Альфонс-Донасьен – главный распорядитель церемонии, полный, но на удивление бодрый и живой старик, как и все, раздетый донага, но в парике, с которым он никак не хотел расстаться, вручая своей поверенной Жюльетте «девятихвостую кошку», не удержался от очередного напоминания:
– Ты должна постараться сегодня как никогда, обольстительница. Наслаждайся своей радостной жестокостью! И смотри, чтобы принц был доволен… [42]

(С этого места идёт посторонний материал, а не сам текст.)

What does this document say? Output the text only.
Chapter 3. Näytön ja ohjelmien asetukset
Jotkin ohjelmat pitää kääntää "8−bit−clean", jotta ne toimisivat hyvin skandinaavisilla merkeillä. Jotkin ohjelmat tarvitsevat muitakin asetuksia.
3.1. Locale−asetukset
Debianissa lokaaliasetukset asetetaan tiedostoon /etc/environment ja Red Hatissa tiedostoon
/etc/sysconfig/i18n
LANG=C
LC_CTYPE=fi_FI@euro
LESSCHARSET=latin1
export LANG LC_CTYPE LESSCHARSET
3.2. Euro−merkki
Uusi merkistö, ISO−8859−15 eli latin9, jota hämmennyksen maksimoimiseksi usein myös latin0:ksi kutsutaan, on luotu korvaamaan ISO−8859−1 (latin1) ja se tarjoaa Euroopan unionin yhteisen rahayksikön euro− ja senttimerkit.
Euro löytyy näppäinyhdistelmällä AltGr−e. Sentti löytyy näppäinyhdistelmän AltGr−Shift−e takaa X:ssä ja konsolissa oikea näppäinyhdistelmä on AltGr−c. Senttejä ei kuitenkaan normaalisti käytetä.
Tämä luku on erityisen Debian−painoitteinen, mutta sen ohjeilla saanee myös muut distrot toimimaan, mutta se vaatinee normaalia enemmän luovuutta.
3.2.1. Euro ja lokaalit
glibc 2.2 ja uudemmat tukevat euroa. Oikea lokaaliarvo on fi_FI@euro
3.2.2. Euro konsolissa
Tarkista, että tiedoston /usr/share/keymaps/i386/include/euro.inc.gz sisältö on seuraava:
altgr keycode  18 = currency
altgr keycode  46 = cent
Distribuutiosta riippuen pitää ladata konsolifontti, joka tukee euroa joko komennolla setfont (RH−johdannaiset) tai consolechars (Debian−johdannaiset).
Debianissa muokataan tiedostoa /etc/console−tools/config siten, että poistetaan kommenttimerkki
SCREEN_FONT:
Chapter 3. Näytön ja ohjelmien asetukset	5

Альфонс-Донасьен хлопает в ладоши, и вся группа приходит в движение. Первым делом главный распорядитель, подойдя со спины к, можно сказать, «распятой» на деревянной «кобыле» Терезе, ощупывает и осматривает окрестности храма, куда собирается проникнуть. Два бастиона, сходные с двумя половинками луны, вскоре не выдерживают натиска орудия, огромного по размерам, что, учитывая возраст его обладателя, не может не вызвать почтительного восхищения у всех компании либертенов [43], которые приветствуют начало действия громкими рукоплесканиями. Тереза, в которую главный либертен безжалостно вгоняет свой инструмент, радостно вскрикивает, и в то же мгновение Ролан, мужчина средних лет, скорее худой, чем полный, берет приступом точно такой же храм самого Альфонса-Донасьена, и так они, все трое: Тереза, главный распорядитель церемонии и Ролан, как бы пронзенные друг другом, образующие некое единое целое – шестирукое-шестиногое-трехголовое тело, – начинают двигаться в одном маятниковом ритме. Но этим дело не кончается – к группе присоединяется Сен-Фон, который, пристроившись к находящейся спереди Терезе, по ходу дела, овладевает и ее естественным святилищем. Последняя участница церемонии – Омфала, восхитительно громадная в своих пышных формах, расторопно, несмотря на весь свой немалый вес, взбирается на самый верх шаткого деревянного устройства, к которой привязана Тереза, и пристраивается к ней сверху так, чтобы склоненная голова женщины приходилась как раз на грудь Сен-Фону, а потаенное святилище самой Омфалы напротив лица трудящегося в меру сил и тяжело сопящего Альфонса-Донасьена. Последний немедленно погружается в ласки этого алтаря и приходит в необыкновенное возбуждение, которое вслед за ним охватывает и всех присутствующих. Но их сладострастные выкрики, похожие на рычание, и гнусные богохульства вдруг перекрывает резкое щелканье бича, кинжально рассекающего воздух. Это Жюльетта, зайдя сбоку, принимается за порученную ей работу и начинает бешено охаживать всех либертенов врученной ей «девятихвостой кошкой». Вскоре кровь с рассеченных тел уже брызгает во все стороны, и выкрики становятся все громче.